Works are currently not framed.
Frames are available upon request.
Paintings
Concepts in my works emerge through embodied engagement with materials. Over the years, the use of ink and water-based mediums became a 'clearing' that enable me to think about boundaries, agencies, and relationalities. I develop ‘pooling’, a painting method that emerged out of my lived experiences of being a 'cloud'. Apart from the obvious action of painting with bulks of water, ink, and pigments on substrates across extended period of time, ‘pooling’ draws largely from the traditional Chinese ink technique of pomo (潑墨)[splashed ink], and from my observations of wetlands. Their waterbodies fascinate me; they are never static, constantly shifting across surfaces over time, not to mention the myriads of organisms living in them. I am interested in the concepts of ‘latent commons’ and ‘multispecies assemblages’ (Tsing, 2015), in how contingency, unpredictability and vulnerability become sites of encounters where the not-yet-articulated can find its place.
My brushwork is mainly calligraphic, influenced by traditional scripts , techniques of xieyi(寫意) [writing ideas] and gongbi(工筆) [meticulous style], as well as by the experimental possibilities I have explored through the watercolour medium. Years of working with these two similar yet fundamentally different types of mediums, have enabled me to combine and develop ways of communicate my ideas freely and authentically.

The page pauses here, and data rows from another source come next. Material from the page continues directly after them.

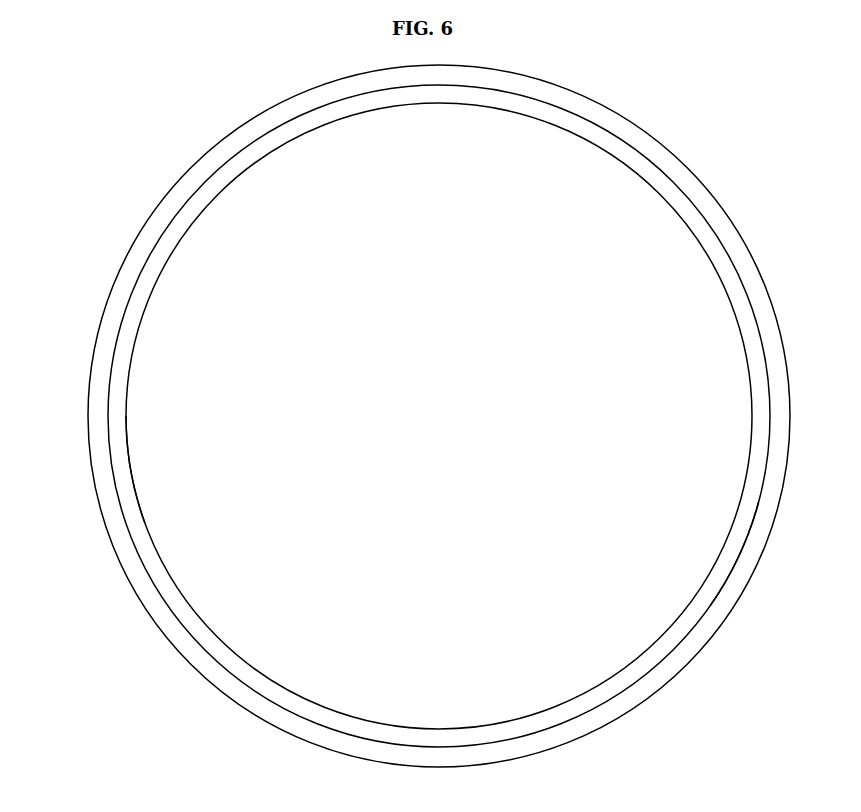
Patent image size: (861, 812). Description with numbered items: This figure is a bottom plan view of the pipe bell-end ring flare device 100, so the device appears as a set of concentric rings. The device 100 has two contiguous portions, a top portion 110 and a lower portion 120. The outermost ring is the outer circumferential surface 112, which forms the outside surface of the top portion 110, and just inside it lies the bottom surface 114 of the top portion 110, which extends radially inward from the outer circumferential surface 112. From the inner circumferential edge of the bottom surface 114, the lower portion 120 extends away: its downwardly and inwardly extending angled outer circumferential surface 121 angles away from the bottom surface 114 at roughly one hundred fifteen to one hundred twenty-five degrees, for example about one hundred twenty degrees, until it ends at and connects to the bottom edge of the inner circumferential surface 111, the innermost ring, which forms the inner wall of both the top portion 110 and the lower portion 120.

The pipe bell-end ring flare device 100 is at (145, 105).
The top portion 110 is at (75, 368).
The inner circumferential surface 111 is at (173, 247).
The outer circumferential surface 112 is at (133, 243).
The bottom surface 114 is at (752, 558).
The lower portion 120 is at (114, 492).
The downwardly and inwardly extending angled outer circumferential surface 121 is at (118, 393).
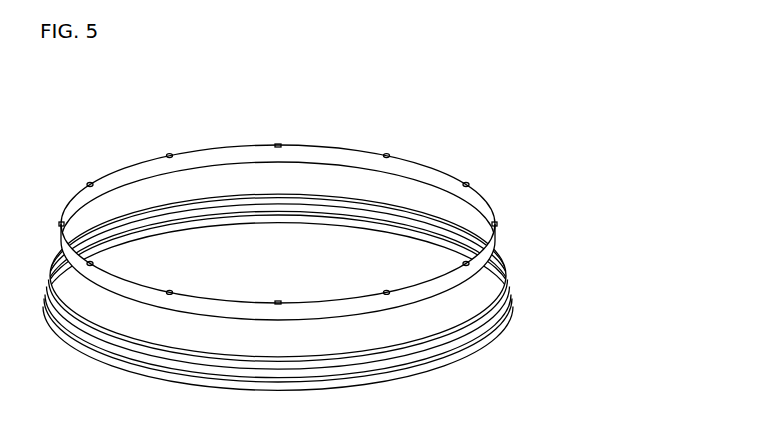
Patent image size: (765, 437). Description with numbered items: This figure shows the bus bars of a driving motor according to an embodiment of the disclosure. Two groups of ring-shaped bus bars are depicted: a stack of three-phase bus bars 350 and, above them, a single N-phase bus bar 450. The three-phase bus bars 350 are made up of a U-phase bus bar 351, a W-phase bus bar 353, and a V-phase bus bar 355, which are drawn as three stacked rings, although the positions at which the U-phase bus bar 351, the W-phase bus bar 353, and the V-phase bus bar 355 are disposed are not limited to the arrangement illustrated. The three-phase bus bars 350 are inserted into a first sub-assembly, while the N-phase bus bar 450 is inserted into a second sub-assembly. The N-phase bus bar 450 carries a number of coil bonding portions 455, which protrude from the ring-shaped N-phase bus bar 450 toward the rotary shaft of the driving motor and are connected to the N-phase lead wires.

The three-phase bus bars 350 is at (348, 292).
The U-phase bus bar 351 is at (509, 327).
The W-phase bus bar 353 is at (513, 307).
The V-phase bus bar 355 is at (511, 284).
The N-phase bus bar 450 is at (278, 201).
The coil bonding portions 455 is at (385, 155).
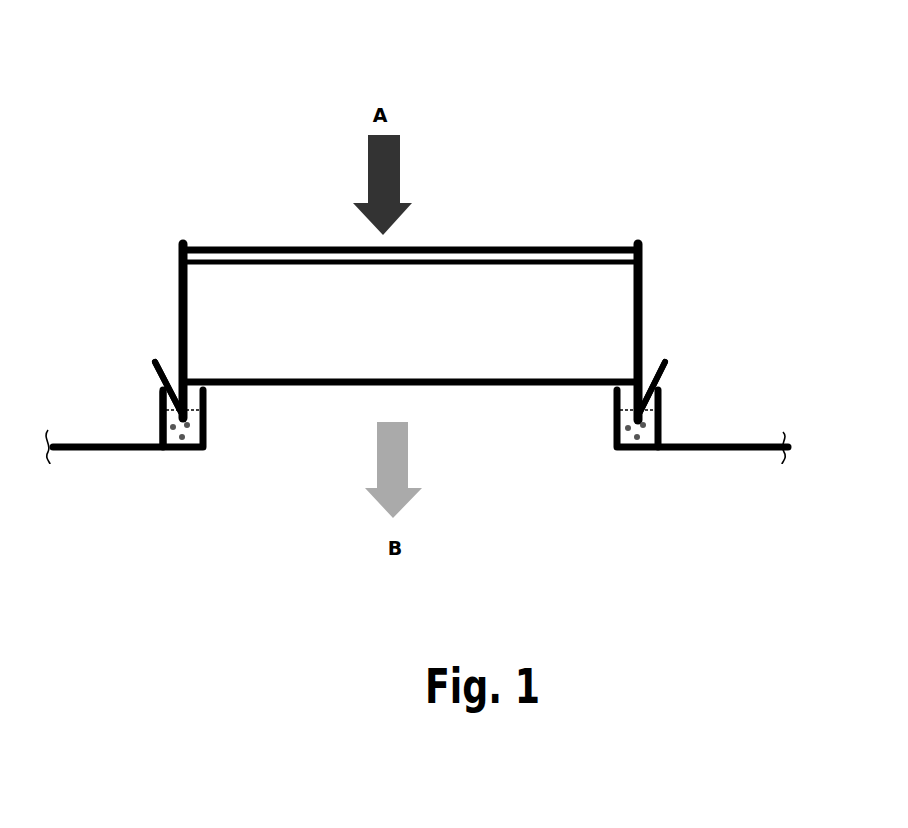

The concepts of 'being' and 'place' play significant roles in my work, with complex links to geography, culture, and identity. Living and practising between the UK and Singapore, I practise through a diasporic lens. In my ink paintings, I seek emergent knowledge in the interstices between multispecies that surrounds me, my Southeast Asian cultural heritage, and the in-between spaces I inherently find myself in.